How Football Clubs Use AI to Keep Players Fit

The packed schedules of modern players, especially those who face the combined demands of domestic, continental and international competitions, make it more important than ever to monitor fitness and spot any injury risks early. This has made player fitness one of the areas where AI has first had an impact in football.

Zone7 is an American data company that uses AI to help players maximise their performance levels while avoiding injury. One of their clients, Los Angeles FC, was crowned MLS champions in 2022. The platform helped keep the team in optimum condition, including reducing injuries per game played by 17%.

Zone7 use AI to analyse data and detect patterns that reveal when players are getting injured and what is causing these injuries “They retrospectively analysed the data we gave from the previous season – all our GPS data, force platform data, injury data, etc,” revealed Gavin Benjafield, LAFC’s Performance Director.  “Through that exercise they could tell us, ‘Here are some of the most sensitive markers that were flagging at the time X player, or players, is sustaining most of their preventable injuries.’”

Demand for Zone7’s services is growing. Other clubs that now use the platform include Napoli in Italy’s Serie A and Leeds United and Liverpool in the English Premier League.

How Liverpool Have Been Collaborating with DeepMind

Since their takeover by the Fenway Sports Group in 2010, Liverpool have been at the forefront of data analytics in football. Their world-leading data department includes data scientists with PhDs from Harvard and Cambridge University. Its insights and innovations have helped manager Jürgen Klopp put together a team that has won both the Premier League and the Champions League.

Despite this success, those working at Liverpool have wanted to go further and push the boundaries of what it’s possible to do with football data.

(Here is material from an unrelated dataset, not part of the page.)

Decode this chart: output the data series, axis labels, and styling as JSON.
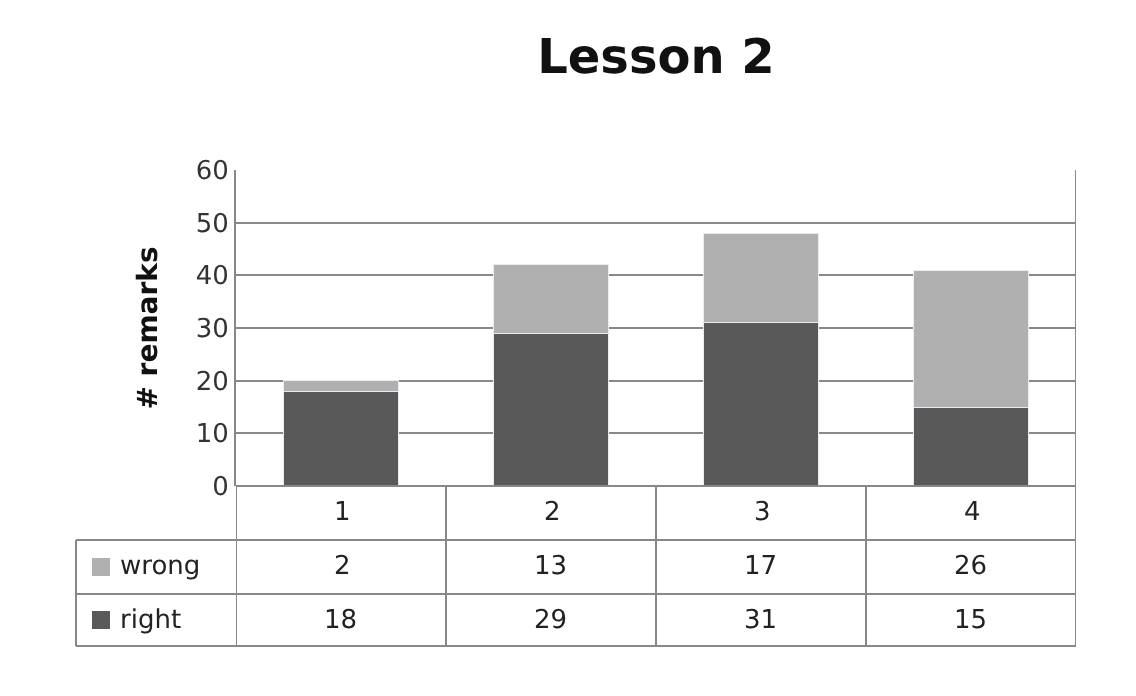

This led to them working with DeepMind, an artificial intelligence company and research laboratory owned by Google.

The partnership allowed the club access to advanced AI that was previously beyond their reach.  “Liverpool has got one of the biggest and most-developed analytics departments in football, and we don’t have anything like the resources that we need to build these models ourselves,” says Ian Graham, the club’s Director of Research. The collaboration was helped by the fact that Demis Hassabis, DeepMind’s founder, is a big Liverpool fan.

The Anfield club handed DeepMind data on every one of their Premier League games between 2017 and 2019 and experts from the two organisations worked together to find ways AI could use the data to support the work of coaches and players. The eventual result was the publication of a joint research paper in 2021. 

One of the key findings of the paper was that AI could be used to predict how players in a specific team would react in different situations. This has the potential to transform opposition analysis, as it would allow a team to test how a team would react to particular tactics. The analysts and the coaching team would be able to test several different ideas before the game to find out which strategy would be the most effective to use.

Professor Karl Tuyls, part of the research team, has spoken about what he sees as the future of AI in performance analysis: “I don’t think you will see big impacts in the next six months or a year, but in the next five years some of the tools will be more developed, and you could see something like an ‘Automated Video Assistant Coach’ that can help with pre and post-match analysis, or can look at the first half of a game and give you advice on what could be changed in the second half.”

AI is unlikely to replace the role of performance and recruitment analysts in the game, but it does offer them a powerful new tool. Machine learning has the potential to make analysis more detailed, accurate, and insightful. It’s the next stage of the data revolution.